Where players will get engaged with the creation and manipulation of dice combos to achieve objectives. Often it involves examining the board to decide what the most optimum move is and figuring out a way to make a dice roll meet those objectives, through favors or becoming the Godfather. If opponents can figure out what a player is after, they have some means to thwart plans, but more often than not, the foiling of an opponent’s strategy involves getting more muscle than they have to boot them out of a neighborhood.
The most engaging play of The Godfather occurs near the end of the game, as players size up the game state looking for the most profitable moves. The resolution of a game feels like a plain numbers tabulation, but the final moves driving to that moment are filled with tension. More than anything else, players who love manipulating number collections and judging comparative positions will find a hidden gem here.
Jay Cormier and Sen-Foong Lim are quite a dynamic duo. Consistently working together, their ludographies span several unique titles that prove they know how to design a wide variety of play experiences. Although The Godfather: A New Don takes no thematic content for play other than New York City and family names on player screens, this departure yields a product that stands out in the realm of lighter games. The unexpected subtle choices made in the design (both visual and gameplay) create frustrations to deal with. These can be mitigated, but they keep the overall whole from being superb.

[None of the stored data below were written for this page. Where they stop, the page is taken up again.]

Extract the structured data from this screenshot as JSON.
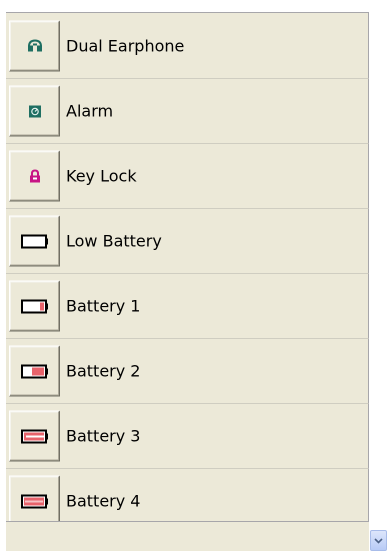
{
  "list": {
    "items": [
      {
        "label": "Dual Earphone",
        "icon": "earphone-icon"
      },
      {
        "label": "Alarm",
        "icon": "alarm-icon"
      },
      {
        "label": "Key Lock",
        "icon": "lock-icon"
      },
      {
        "label": "Low Battery",
        "icon": "battery-empty-icon"
      },
      {
        "label": "Battery 1",
        "icon": "battery-1-icon"
      },
      {
        "label": "Battery 2",
        "icon": "battery-2-icon"
      },
      {
        "label": "Battery 3",
        "icon": "battery-3-icon"
      },
      {
        "label": "Battery 4",
        "icon": "battery-4-icon"
      }
    ]
  },
  "colors": {
    "panel_bg": "#ece9d8",
    "earphone": "#1f6f62",
    "alarm": "#1f6f62",
    "lock": "#c71585",
    "battery_fill": "#e8636b",
    "battery_outline": "#000000"
  },
  "scrollbar": {
    "icon": "chevron-down-icon"
  }
}
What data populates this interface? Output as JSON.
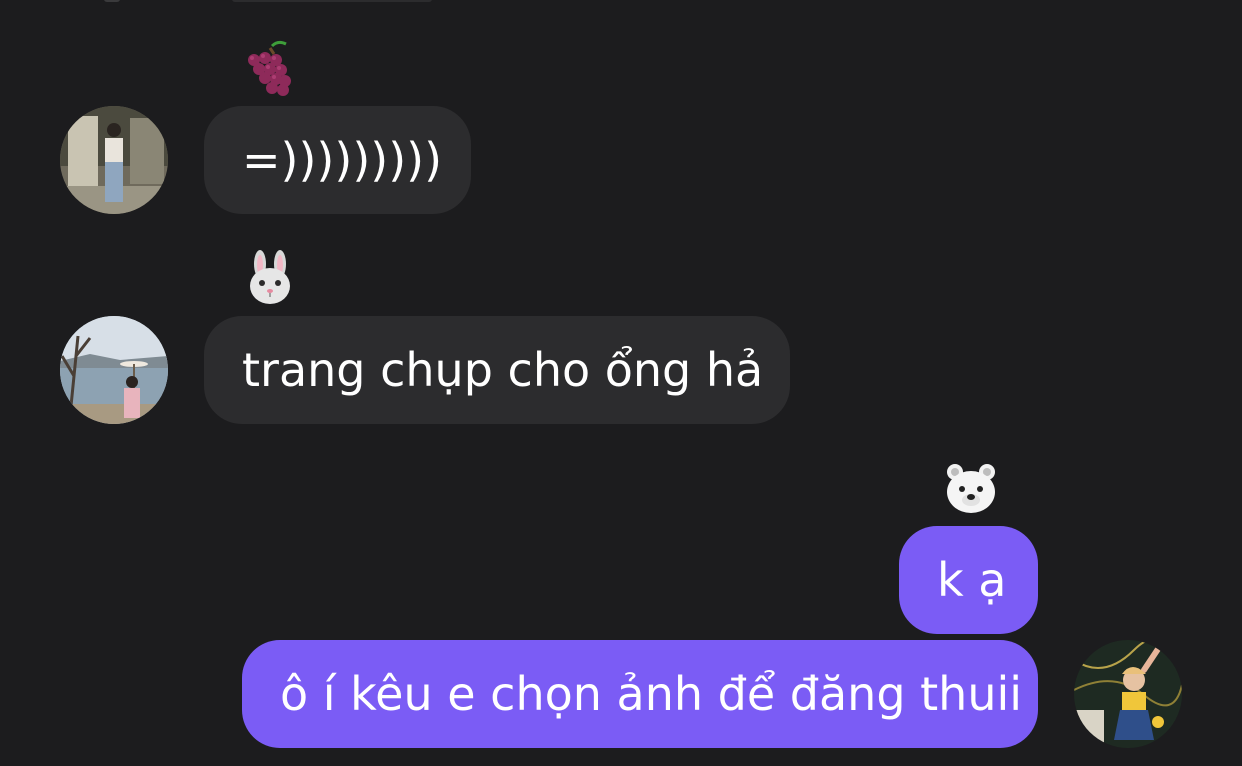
{
  "messages": [
    {
      "direction": "incoming",
      "sender_emoji_icon": "grapes-icon",
      "avatar": "avatar-woman-shop",
      "text": "=)))))))))"
    },
    {
      "direction": "incoming",
      "sender_emoji_icon": "rabbit-icon",
      "avatar": "avatar-woman-lake",
      "text": "trang chụp cho ổng hả"
    },
    {
      "direction": "outgoing",
      "sender_emoji_icon": "polar-bear-icon",
      "text": "k ạ"
    },
    {
      "direction": "outgoing",
      "avatar": "avatar-woman-yellow-top",
      "text": "ô í kêu e chọn ảnh để đăng thuii"
    }
  ],
  "colors": {
    "background": "#1c1c1e",
    "incoming_bubble": "#2c2c2e",
    "outgoing_bubble": "#7b5cf5",
    "text": "#ffffff"
  }
}
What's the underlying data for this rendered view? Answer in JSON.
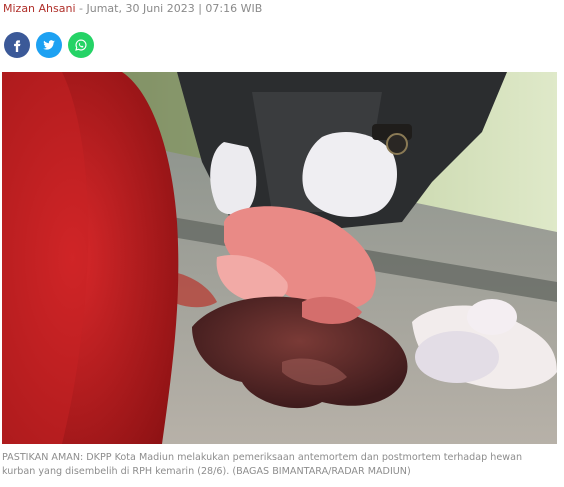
{
  "article": {
    "author": "Mizan Ahsani",
    "separator": " - ",
    "date": "Jumat, 30 Juni 2023 | 07:16 WIB"
  },
  "share": {
    "buttons": [
      {
        "icon": "facebook-icon",
        "color": "#3b5998"
      },
      {
        "icon": "twitter-icon",
        "color": "#1da1f2"
      },
      {
        "icon": "whatsapp-icon",
        "color": "#25d366"
      }
    ]
  },
  "caption": "PASTIKAN AMAN: DKPP Kota Madiun melakukan pemeriksaan antemortem dan postmortem terhadap hewan kurban yang disembelih di RPH kemarin (28/6). (BAGAS BIMANTARA/RADAR MADIUN)"
}
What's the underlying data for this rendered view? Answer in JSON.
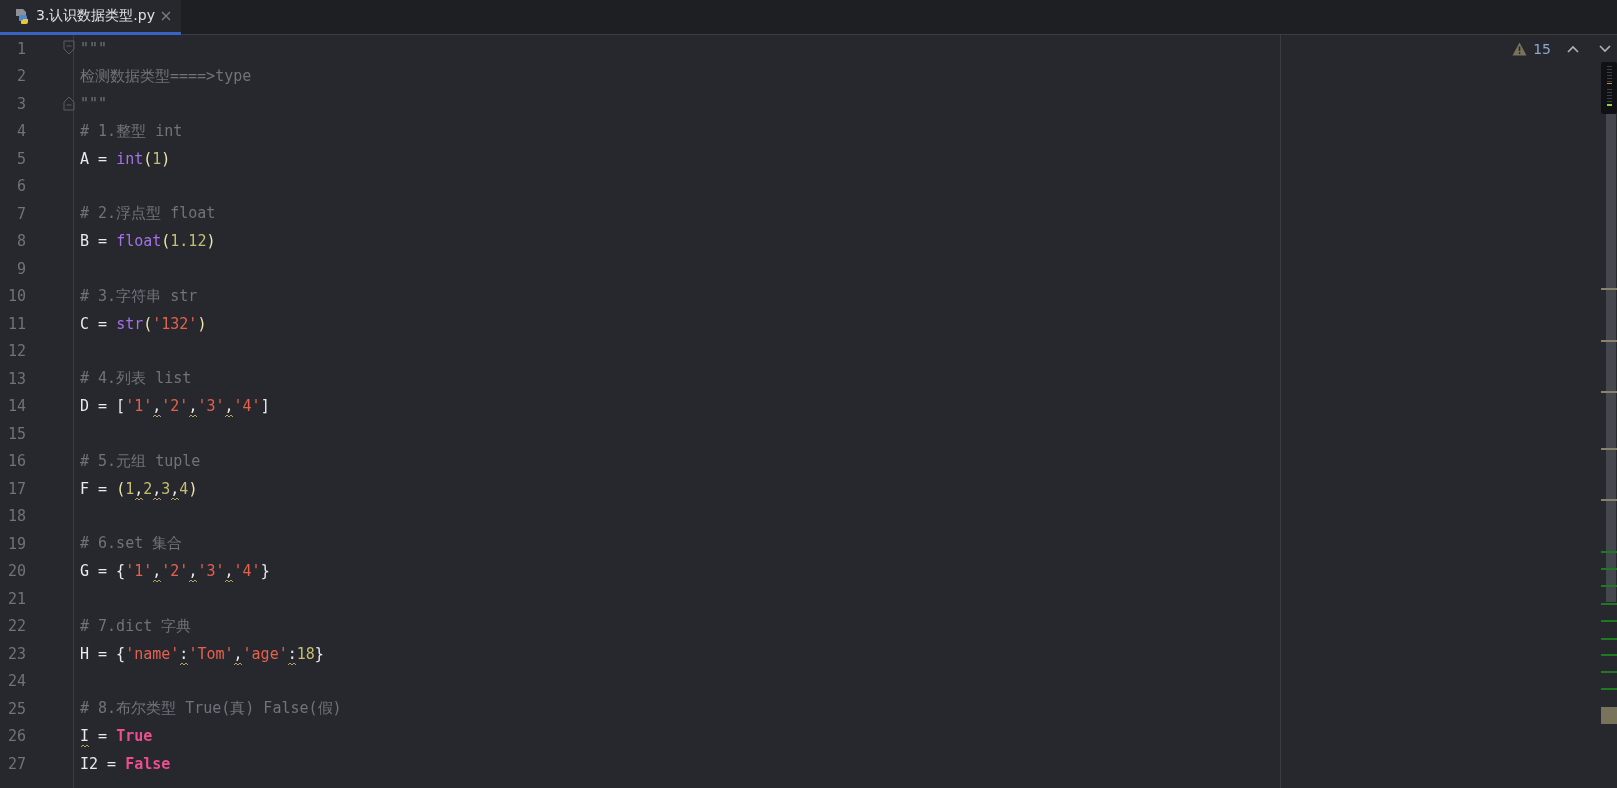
{
  "tabs": [
    {
      "title": "3.认识数据类型.py",
      "selected": true
    }
  ],
  "inspections": {
    "count": "15"
  },
  "lines": [
    {
      "number": "1",
      "fold_start": true,
      "tokens": [
        {
          "text": "\"\"\"",
          "kind": "docstring"
        }
      ]
    },
    {
      "number": "2",
      "tokens": [
        {
          "text": "检测数据类型====>type",
          "kind": "docstring"
        }
      ]
    },
    {
      "number": "3",
      "fold_end": true,
      "tokens": [
        {
          "text": "\"\"\"",
          "kind": "docstring"
        }
      ]
    },
    {
      "number": "4",
      "tokens": [
        {
          "text": "# 1.整型 int",
          "kind": "comment"
        }
      ]
    },
    {
      "number": "5",
      "tokens": [
        {
          "text": "A = ",
          "kind": "ident"
        },
        {
          "text": "int",
          "kind": "builtin"
        },
        {
          "text": "(",
          "kind": "paren"
        },
        {
          "text": "1",
          "kind": "number"
        },
        {
          "text": ")",
          "kind": "paren"
        }
      ]
    },
    {
      "number": "6"
    },
    {
      "number": "7",
      "tokens": [
        {
          "text": "# 2.浮点型 float",
          "kind": "comment"
        }
      ]
    },
    {
      "number": "8",
      "tokens": [
        {
          "text": "B = ",
          "kind": "ident"
        },
        {
          "text": "float",
          "kind": "builtin"
        },
        {
          "text": "(",
          "kind": "paren"
        },
        {
          "text": "1.12",
          "kind": "number"
        },
        {
          "text": ")",
          "kind": "paren"
        }
      ]
    },
    {
      "number": "9"
    },
    {
      "number": "10",
      "tokens": [
        {
          "text": "# 3.字符串 str",
          "kind": "comment"
        }
      ]
    },
    {
      "number": "11",
      "tokens": [
        {
          "text": "C = ",
          "kind": "ident"
        },
        {
          "text": "str",
          "kind": "builtin"
        },
        {
          "text": "(",
          "kind": "paren"
        },
        {
          "text": "'132'",
          "kind": "string"
        },
        {
          "text": ")",
          "kind": "paren"
        }
      ]
    },
    {
      "number": "12"
    },
    {
      "number": "13",
      "tokens": [
        {
          "text": "# 4.列表 list",
          "kind": "comment"
        }
      ]
    },
    {
      "number": "14",
      "tokens": [
        {
          "text": "D = [",
          "kind": "ident"
        },
        {
          "text": "'1'",
          "kind": "string"
        },
        {
          "text": ",",
          "kind": "ident",
          "warning": true
        },
        {
          "text": "'2'",
          "kind": "string"
        },
        {
          "text": ",",
          "kind": "ident",
          "warning": true
        },
        {
          "text": "'3'",
          "kind": "string"
        },
        {
          "text": ",",
          "kind": "ident",
          "warning": true
        },
        {
          "text": "'4'",
          "kind": "string"
        },
        {
          "text": "]",
          "kind": "ident"
        }
      ]
    },
    {
      "number": "15"
    },
    {
      "number": "16",
      "tokens": [
        {
          "text": "# 5.元组 tuple",
          "kind": "comment"
        }
      ]
    },
    {
      "number": "17",
      "tokens": [
        {
          "text": "F = ",
          "kind": "ident"
        },
        {
          "text": "(",
          "kind": "paren"
        },
        {
          "text": "1",
          "kind": "number"
        },
        {
          "text": ",",
          "kind": "ident",
          "warning": true
        },
        {
          "text": "2",
          "kind": "number"
        },
        {
          "text": ",",
          "kind": "ident",
          "warning": true
        },
        {
          "text": "3",
          "kind": "number"
        },
        {
          "text": ",",
          "kind": "ident",
          "warning": true
        },
        {
          "text": "4",
          "kind": "number"
        },
        {
          "text": ")",
          "kind": "paren"
        }
      ]
    },
    {
      "number": "18"
    },
    {
      "number": "19",
      "tokens": [
        {
          "text": "# 6.set 集合",
          "kind": "comment"
        }
      ]
    },
    {
      "number": "20",
      "tokens": [
        {
          "text": "G = {",
          "kind": "ident"
        },
        {
          "text": "'1'",
          "kind": "string"
        },
        {
          "text": ",",
          "kind": "ident",
          "warning": true
        },
        {
          "text": "'2'",
          "kind": "string"
        },
        {
          "text": ",",
          "kind": "ident",
          "warning": true
        },
        {
          "text": "'3'",
          "kind": "string"
        },
        {
          "text": ",",
          "kind": "ident",
          "warning": true
        },
        {
          "text": "'4'",
          "kind": "string"
        },
        {
          "text": "}",
          "kind": "ident"
        }
      ]
    },
    {
      "number": "21"
    },
    {
      "number": "22",
      "tokens": [
        {
          "text": "# 7.dict 字典",
          "kind": "comment"
        }
      ]
    },
    {
      "number": "23",
      "tokens": [
        {
          "text": "H = {",
          "kind": "ident"
        },
        {
          "text": "'name'",
          "kind": "string"
        },
        {
          "text": ":",
          "kind": "ident",
          "warning": true
        },
        {
          "text": "'Tom'",
          "kind": "string"
        },
        {
          "text": ",",
          "kind": "ident",
          "warning": true
        },
        {
          "text": "'age'",
          "kind": "string"
        },
        {
          "text": ":",
          "kind": "ident",
          "warning": true
        },
        {
          "text": "18",
          "kind": "number"
        },
        {
          "text": "}",
          "kind": "ident"
        }
      ]
    },
    {
      "number": "24"
    },
    {
      "number": "25",
      "tokens": [
        {
          "text": "# 8.布尔类型 True(真) False(假)",
          "kind": "comment"
        }
      ]
    },
    {
      "number": "26",
      "tokens": [
        {
          "text": "I",
          "kind": "ident",
          "warning": true
        },
        {
          "text": " = ",
          "kind": "ident"
        },
        {
          "text": "True",
          "kind": "keyword"
        }
      ]
    },
    {
      "number": "27",
      "tokens": [
        {
          "text": "I2 = ",
          "kind": "ident"
        },
        {
          "text": "False",
          "kind": "keyword"
        }
      ]
    }
  ]
}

The Godfather: A New Don makes an offer you won’t expect. This is a game that slips under the radar. It doesn’t pretend to be a heavy game, but the strategic choices inherent in the mechanics are impressive. Fans of dice and making combos should sit down immediately to see this for themselves. Area control enthusiasts could get frustrated with the nuances of play through the dice mechanics. And, finally, all players will need to come to grips with the visual design in The Godfather: A New Don to successfully evaluate ways to win.
If you’d like to pick up a copy of A Godfather: A New Don, you can get it for about $40.
Final Score: 3.5 Stars – Lots of fun for a quick fix of area control and dice rolling, despite graphic design and rules idiosyncrasies.